The Great Lakes are the world’s largest surface freshwater resource, and as such it is important to understand the physical dynamics of these systems in order to develop robust models that can aid in their management. In particular, transport and mixing of substances by waves, currents, and turbulence are important to a wide range of issues in the Great Lakes including water quality, aquatic ecosystem dynamics, water availability, shoreline erosion, and climate change.
Cary Troy,
Purdue University
In this talk I provide an overview of Great Lakes physical processes as they manifest themselves in Lake Michigan, using a collection of field observations taken during my time at Purdue and highlighting the issues that motivated the work. Features highlighted will include the annual cycle of thermal stratification and turbulent mixing, large-scale circulation and dispersion, wind-driven barotropic and baroclinic seiches, boundary layer dynamics, and nearshore waves. Recent work on nearshore waves and sediment transport will also be briefly introduced.
Originally from the Chicago area, Dr. Cary Troy runs the Great Lakes Coastal Processes Laboratory at Purdue University, which investigates fundamental hydrodynamic processes that have engineering and ecological applications. The lab has two main lines of inquiry: (1) mixing, turbulence, and dispersion; (2) coastal engineering. Dr. Troy received his B.S. from the University of Illinois in 1995, M.S. from Stanford University in 1997, and Ph.D. from Stanford University in 2003.
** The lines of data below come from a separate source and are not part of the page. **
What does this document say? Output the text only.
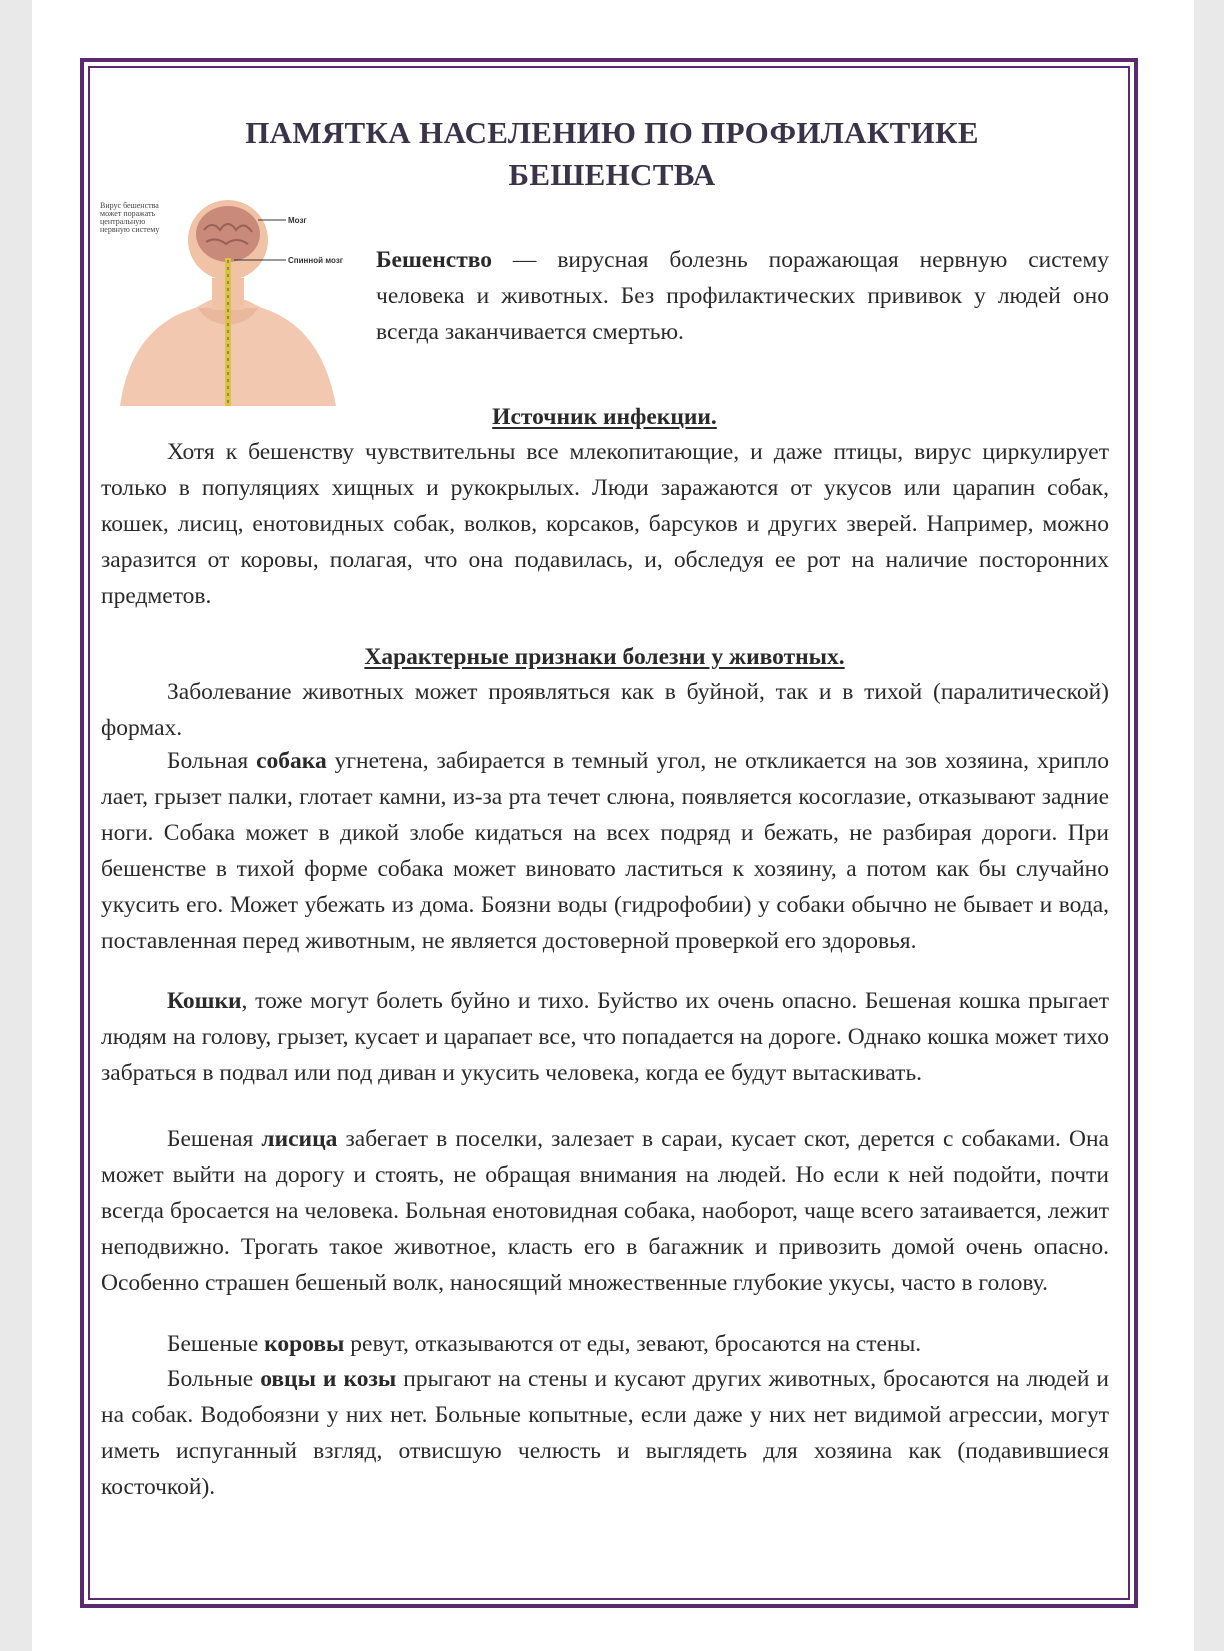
ПАМЯТКА НАСЕЛЕНИЮ ПО ПРОФИЛАКТИКЕ
БЕШЕНСТВА
Вирус бешенства может поражать центральную нервную систему
Мозг
Спинной мозг Бешенство — вирусная болезнь поражающая нервную систему человека и животных. Без профилактических прививок у людей оно всегда заканчивается смертью.
Источник инфекции.

Хотя к бешенству чувствительны все млекопитающие, и даже птицы, вирус циркулирует только в популяциях хищных и рукокрылых. Люди заражаются от укусов или царапин собак, кошек, лисиц, енотовидных собак, волков, корсаков, барсуков и других зверей. Например, можно заразится от коровы, полагая, что она подавилась, и, обследуя ее рот на наличие посторонних предметов.

Характерные признаки болезни у животных.

Заболевание животных может проявляться как в буйной, так и в тихой (паралитической) формах.

Больная собака угнетена, забирается в темный угол, не откликается на зов хозяина, хрипло лает, грызет палки, глотает камни, из-за рта течет слюна, появляется косоглазие, отказывают задние ноги. Собака может в дикой злобе кидаться на всех подряд и бежать, не разбирая дороги. При бешенстве в тихой форме собака может виновато ластиться к хозяину, а потом как бы случайно укусить его. Может убежать из дома. Боязни воды (гидрофобии) у собаки обычно не бывает и вода, поставленная перед животным, не является достоверной проверкой его здоровья.

Кошки, тоже могут болеть буйно и тихо. Буйство их очень опасно. Бешеная кошка прыгает людям на голову, грызет, кусает и царапает все, что попадается на дороге. Однако кошка может тихо забраться в подвал или под диван и укусить человека, когда ее будут вытаскивать.

Бешеная лисица забегает в поселки, залезает в сараи, кусает скот, дерется с собаками. Она может выйти на дорогу и стоять, не обращая внимания на людей. Но если к ней подойти, почти всегда бросается на человека. Больная енотовидная собака, наоборот, чаще всего затаивается, лежит неподвижно. Трогать такое животное, класть его в багажник и привозить домой очень опасно. Особенно страшен бешеный волк, наносящий множественные глубокие укусы, часто в голову.

Бешеные коровы ревут, отказываются от еды, зевают, бросаются на стены.

Больные овцы и козы прыгают на стены и кусают других животных, бросаются на людей и на собак. Водобоязни у них нет. Больные копытные, если даже у них нет видимой агрессии, могут иметь испуганный взгляд, отвисшую челюсть и выглядеть для хозяина как (подавившиеся косточкой).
At Purdue University since 2007, he has maintained a geographic focus on the Laurentian Great Lakes and examined a wide range of physical processes, ranging from deep-water turbulence to shoreline erosion. Dr. Troy has also conducted pedagogical research, and teaches courses in the areas of hydraulics and hydrology, environmental fluid mechanics, coastal engineering, and basic water science.